Le projet repose sur l’idée suivante : les travailleurs mauriciens sont autorisés à venir travailler en France sur la base de contrats à durée limitée. A l’issue du contrat, ils reviennent à Maurice dotés à la fois d’une nouvelle qualification professionnelle et d’une aide financière du Gouvernement s’ils souhaitent créer une entreprise.

Contrairement aux accords de gestion concertée des flux migratoires, cet accord ne comporte que deux volets, le premier relatif à la circulation des personnes, l’admission au séjour et l’immigration professionnelle et l’autre au développement solidaire. Il n’inclut pas de volet relatif à la réadmission, un accord sur ce point ayant déjà été signé à Port Louis le 2 avril 2007.

L’accord, déjà ratifié par les autorités mauriciennes, compte six articles et deux annexes.

L’article 1er de l’accord vise à faciliter la circulation en France des ressortissants mauriciens grâce à la délivrance de visas de circulation aux personnes appartenant à certaines catégories.

L’article 2, relatif à l’admission au séjour, prévoit la délivrance de cinq types de titre de séjour et détermine des quotas pour chacun d’entre eux :

– pour les étudiants, l’autorisation provisoire de séjour et le visa de long séjour portant la mention « stagiaire ».

– En matière d’immigration professionnelle, les ressortissants mauriciens peuvent se voir délivrer un visa de long séjour temporaire portant la mention « migration et développement » ou une carte de séjour portant la mention « compétences et talents ».

– L’accord franco-mauricien a également pour objet de favoriser la mobilité des jeunes Mauriciens en France et des jeunes Français à Maurice.

Le nombre de visas de long séjour portant la mention « migration et développement » d’une part et pour les jeunes professionnels d’autre part est limité respectivement à 500 et 200.

L’article 3 prévoit, au bénéfice des ressortissants mauriciens désireux de créer « une activité génératrice de revenus », une aide à la réinsertion professionnelle et sociale. Des projets de formation professionnelle peuvent également être mis en oeuvre à Maurice selon un programme pluriannuel convenu entre les deux pays.
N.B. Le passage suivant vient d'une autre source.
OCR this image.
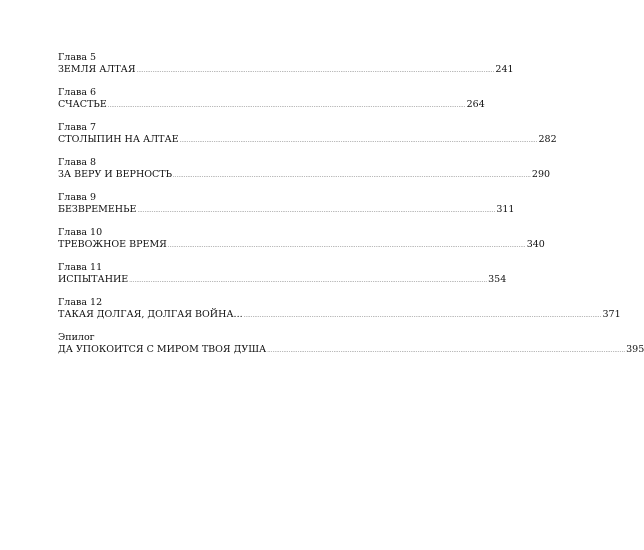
Глава 5
ЗЕМЛЯ АЛТАЯ ........................................................................................................................................................................................................ 241
Глава 6
СЧАСТЬЕ ........................................................................................................................................................................................................ 264
Глава 7
СТОЛЫПИН НА АЛТАЕ ........................................................................................................................................................................................................ 282
Глава 8
ЗА ВЕРУ И ВЕРНОСТЬ ........................................................................................................................................................................................................ 290
Глава 9
БЕЗВРЕМЕНЬЕ ........................................................................................................................................................................................................ 311
Глава 10
ТРЕВОЖНОЕ ВРЕМЯ ........................................................................................................................................................................................................ 340
Глава 11
ИСПЫТАНИЕ ........................................................................................................................................................................................................ 354
Глава 12
ТАКАЯ ДОЛГАЯ, ДОЛГАЯ ВОЙНА... ........................................................................................................................................................................................................ 371
Эпилог
ДА УПОКОИТСЯ С МИРОМ ТВОЯ ДУША ........................................................................................................................................................................................................ 395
Si l’accord du 23 septembre 2008 contribue à l’adaptation de la population mauricienne aux évolutions du marché du travail local, l’accord du 13 juin 2008 vise à améliorer la formation de la police mauricienne aux nouvelles formes de criminalité.

Alors que la coopération en matière de sécurité connaît déjà de nombreuses applications, l’accord tend à intensifier les échanges policiers et à leur conférer une base juridique solide. Il contribue au programme « Etat de droit et bonne gouvernance » prévu par le document cadre de partenariat du 2 avril 2007 précité.

La police mauricienne, qui compte 10 700 personnels, doit faire face à des menaces intérieures comme extérieures pesant sur Maurice et par conséquent sur sa réputation de paradis touristique : il s’agit de trafic et consommation de stupéfiants consommation, d’infractions à caractère économique et financier, de blanchiments de fonds, de pêches illégales et autres activités illégales dans la ZEE, de terrorisme, ou encore de piraterie maritime (initialement dans la région somalienne, mais qui s’étend aujourd’hui jusqu’aux Seychelles).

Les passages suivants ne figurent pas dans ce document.